Mesajı Okuyun
Old 29-07-2009, 11:28   #4
kaanyaren

 
Varsayılan

Sayın meslektaşlarım, burada kastım B'dir tabiiki yanlış yazmışım öncelikle bunu düzeltmek isterim. Ayrıca şu konuyu da açmak isterim Ticaret mahkemesinde senetlerin bedelsizliğine ilişkin borçlunun açmış olduğu davada mahkeme tarafından "sadece alacaklıya daha sonra verilmiş olan borcun bir kısmının ödenmiş olduğu" sonucuna varılmış ve onanarak Yargıtaydan gelmiştir. Yani mahkeme tarafından bedelsizlik kararı verilmemiştir.Borçlunun açmış olduğu diğer dava ise protokole istinaden feragatle düşürülmüştür. Protokolde avukatların imzası bulunmamakta ve kendi hür iradesi ile bu protokolü imzalamıştır. Protokol gereğince de protokolde yazılı olan miktarı alacaklılara ödemiştir. Bu ödeme sırasında daha satış işlemi de yapılmamıştır. Satışın yapılmasına tahminen 10 gün gibi bir süre vardır. Biliyorsunuz İstirdat davalarında cebri icra tehdidi altında ödeme yapılması şartı vardır. Satıştan önce kendi isteği ile imzalamış olduğu protokole dayanarak ve alacaklılara elden borçları ödeyen Borçlu B istirdat davası açabilirmi?? ve temlik eden ile temlik alan avukatları olan C ve E aleyhine kendisini haksız olarak zarara uğrattıklarından bahisle tazminat davası açabilir mi?
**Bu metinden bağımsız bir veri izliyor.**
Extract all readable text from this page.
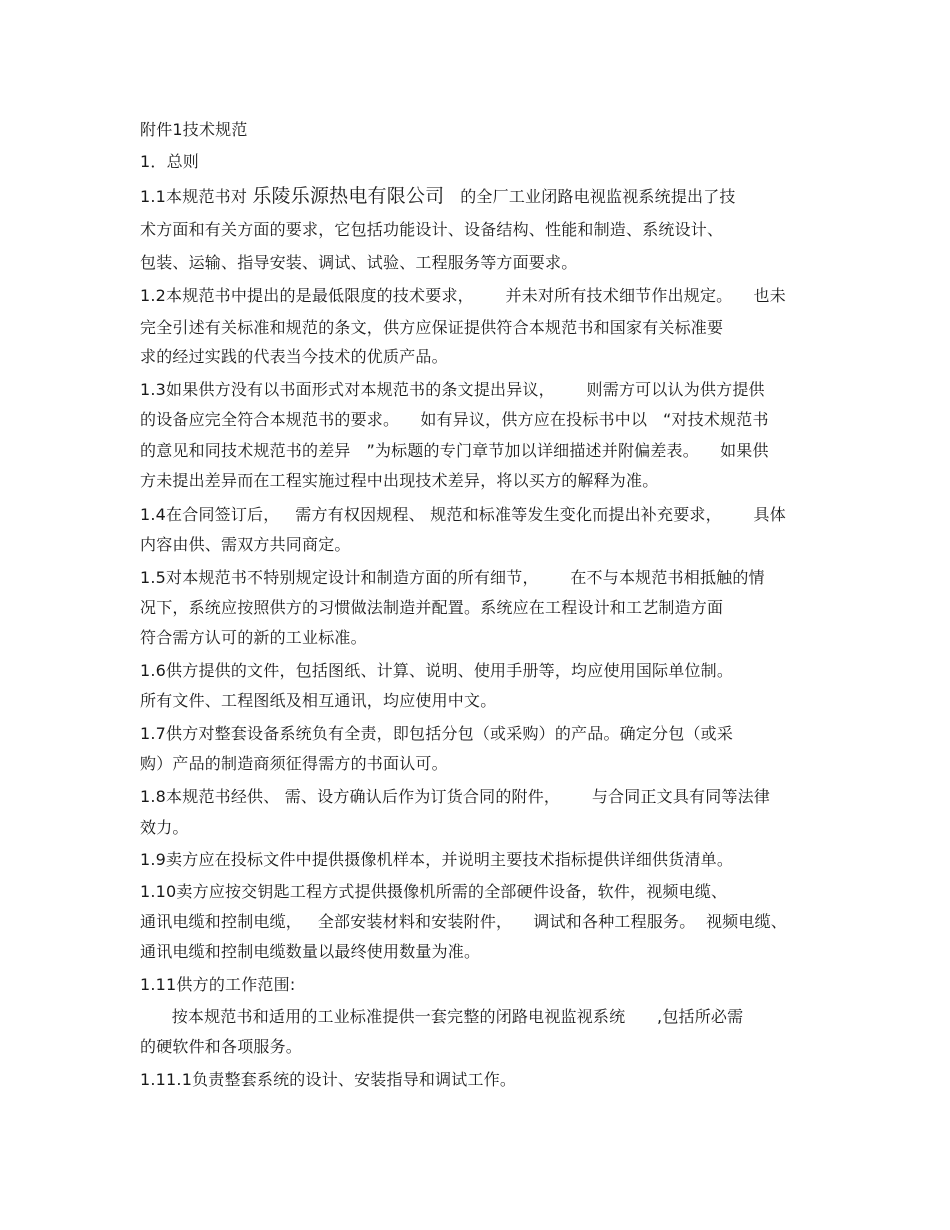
附件1技术规范
1．总则
1.1本规范书对 乐陵乐源热电有限公司 的全厂工业闭路电视监视系统提出了技
术方面和有关方面的要求，它包括功能设计、设备结构、性能和制造、系统设计、
包装、运输、指导安装、调试、试验、工程服务等方面要求。
1.2本规范书中提出的是最低限度的技术要求，      并未对所有技术细节作出规定。    也未
完全引述有关标准和规范的条文，供方应保证提供符合本规范书和国家有关标准要
求的经过实践的代表当今技术的优质产品。
1.3如果供方没有以书面形式对本规范书的条文提出异议，      则需方可以认为供方提供
的设备应完全符合本规范书的要求。    如有异议，供方应在投标书中以   “对技术规范书
的意见和同技术规范书的差异   ”为标题的专门章节加以详细描述并附偏差表。    如果供
方未提出差异而在工程实施过程中出现技术差异，将以买方的解释为准。
1.4在合同签订后，   需方有权因规程、 规范和标准等发生变化而提出补充要求，      具体
内容由供、需双方共同商定。
1.5对本规范书不特别规定设计和制造方面的所有细节，      在不与本规范书相抵触的情
况下，系统应按照供方的习惯做法制造并配置。系统应在工程设计和工艺制造方面
符合需方认可的新的工业标准。
1.6供方提供的文件，包括图纸、计算、说明、使用手册等，均应使用国际单位制。
所有文件、工程图纸及相互通讯，均应使用中文。
1.7供方对整套设备系统负有全责，即包括分包（或采购）的产品。确定分包（或采
购）产品的制造商须征得需方的书面认可。
1.8本规范书经供、 需、设方确认后作为订货合同的附件，      与合同正文具有同等法律
效力。
1.9卖方应在投标文件中提供摄像机样本，并说明主要技术指标提供详细供货清单。
1.10卖方应按交钥匙工程方式提供摄像机所需的全部硬件设备，软件，视频电缆、
通讯电缆和控制电缆，   全部安装材料和安装附件，    调试和各种工程服务。  视频电缆、
通讯电缆和控制电缆数量以最终使用数量为准。
1.11供方的工作范围:
按本规范书和适用的工业标准提供一套完整的闭路电视监视系统      ,包括所必需
的硬软件和各项服务。
1.11.1负责整套系统的设计、安装指导和调试工作。
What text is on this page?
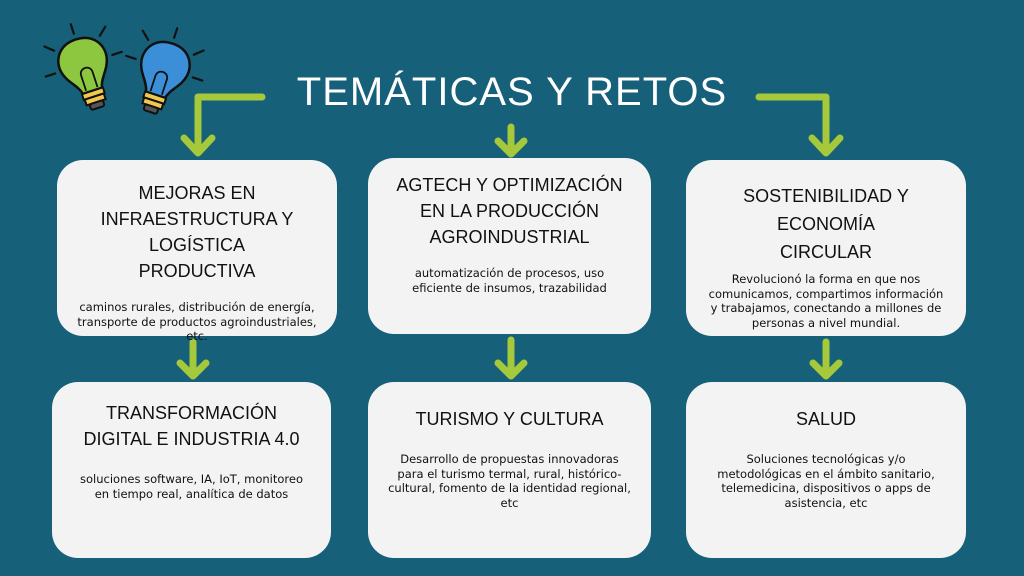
TEMÁTICAS Y RETOS
MEJORAS EN INFRAESTRUCTURA Y LOGÍSTICA PRODUCTIVA

caminos rurales, distribución de energía, transporte de productos agroindustriales, etc.

AGTECH Y OPTIMIZACIÓN EN LA PRODUCCIÓN AGROINDUSTRIAL

automatización de procesos, uso eficiente de insumos, trazabilidad

SOSTENIBILIDAD Y ECONOMÍA CIRCULAR

Revolucionó la forma en que nos comunicamos, compartimos información y trabajamos, conectando a millones de personas a nivel mundial.

TRANSFORMACIÓN DIGITAL E INDUSTRIA 4.0

soluciones software, IA, IoT, monitoreo en tiempo real, analítica de datos

TURISMO Y CULTURA

Desarrollo de propuestas innovadoras para el turismo termal, rural, histórico-cultural, fomento de la identidad regional, etc

SALUD

Soluciones tecnológicas y/o metodológicas en el ámbito sanitario, telemedicina, dispositivos o apps de asistencia, etc
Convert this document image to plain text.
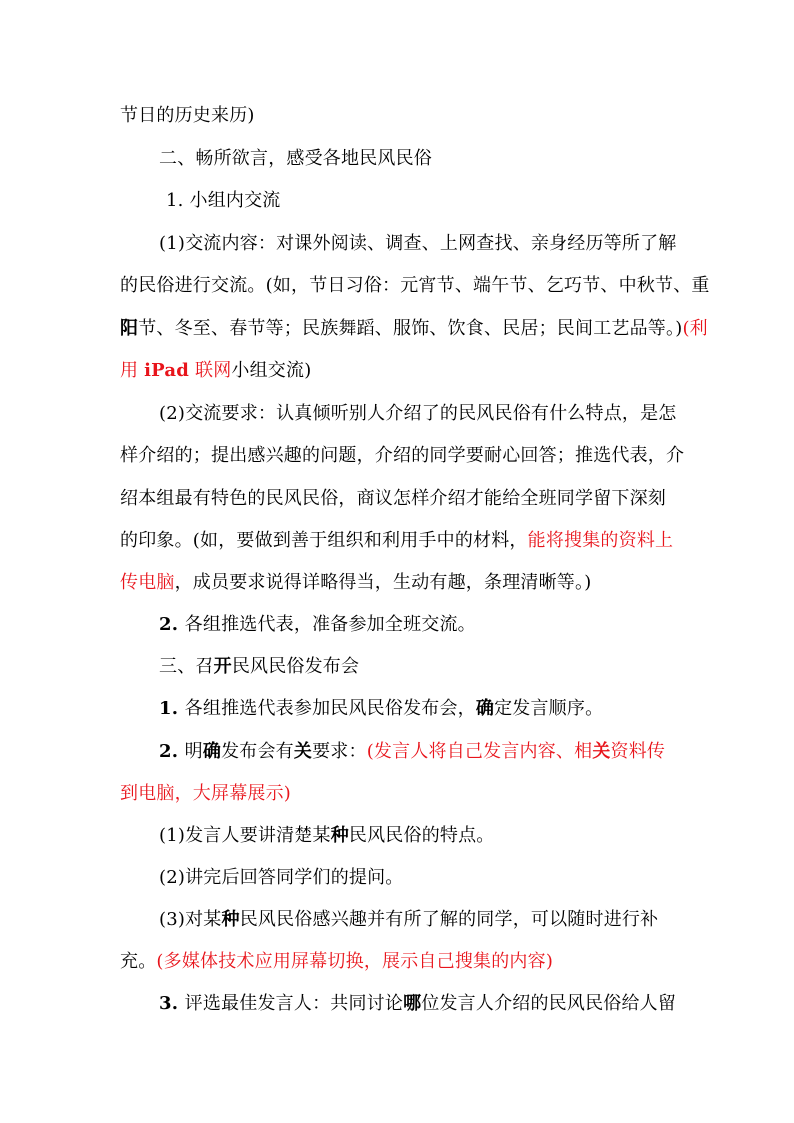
节日的历史来历)
二、畅所欲言，感受各地民风民俗
1. 小组内交流
(1)交流内容：对课外阅读、调查、上网查找、亲身经历等所了解
的民俗进行交流。(如，节日习俗：元宵节、端午节、乞巧节、中秋节、重
阳节、冬至、春节等；民族舞蹈、服饰、饮食、民居；民间工艺品等。)(利
用 iPad 联网小组交流)
(2)交流要求：认真倾听别人介绍了的民风民俗有什么特点，是怎
样介绍的；提出感兴趣的问题，介绍的同学要耐心回答；推选代表，介
绍本组最有特色的民风民俗，商议怎样介绍才能给全班同学留下深刻
的印象。(如，要做到善于组织和利用手中的材料，能将搜集的资料上
传电脑，成员要求说得详略得当，生动有趣，条理清晰等。)
2. 各组推选代表，准备参加全班交流。
三、召开民风民俗发布会
1. 各组推选代表参加民风民俗发布会，确定发言顺序。
2. 明确发布会有关要求：(发言人将自己发言内容、相关资料传
到电脑，大屏幕展示)
(1)发言人要讲清楚某种民风民俗的特点。
(2)讲完后回答同学们的提问。
(3)对某种民风民俗感兴趣并有所了解的同学，可以随时进行补
充。(多媒体技术应用屏幕切换，展示自己搜集的内容)
3. 评选最佳发言人：共同讨论哪位发言人介绍的民风民俗给人留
Burada kilit nokta daha sonra verilen senetlerin teminat olarak verildiği iddiası fakat Ticaret mahkemesinin bu yönde bir karar vermeyip sadece ödenmiş olan bir kısım paraların bu 50.000 TL den düşülmesi kararıdır. Avukatlar da mahkemenin her iki dosyadan da işlem yapmasını yasaklayan bir karar olmadığı için işlem yapmışlardır. Uzun oldu biliyorum ama Avukatlardan biri hakkında Ağır Ceza Mahkemesi görevi kötüye kullanmaktan ceza vermiştir. Yani Ticaret Mahkemesi ile aynı kanaate varmamıştır.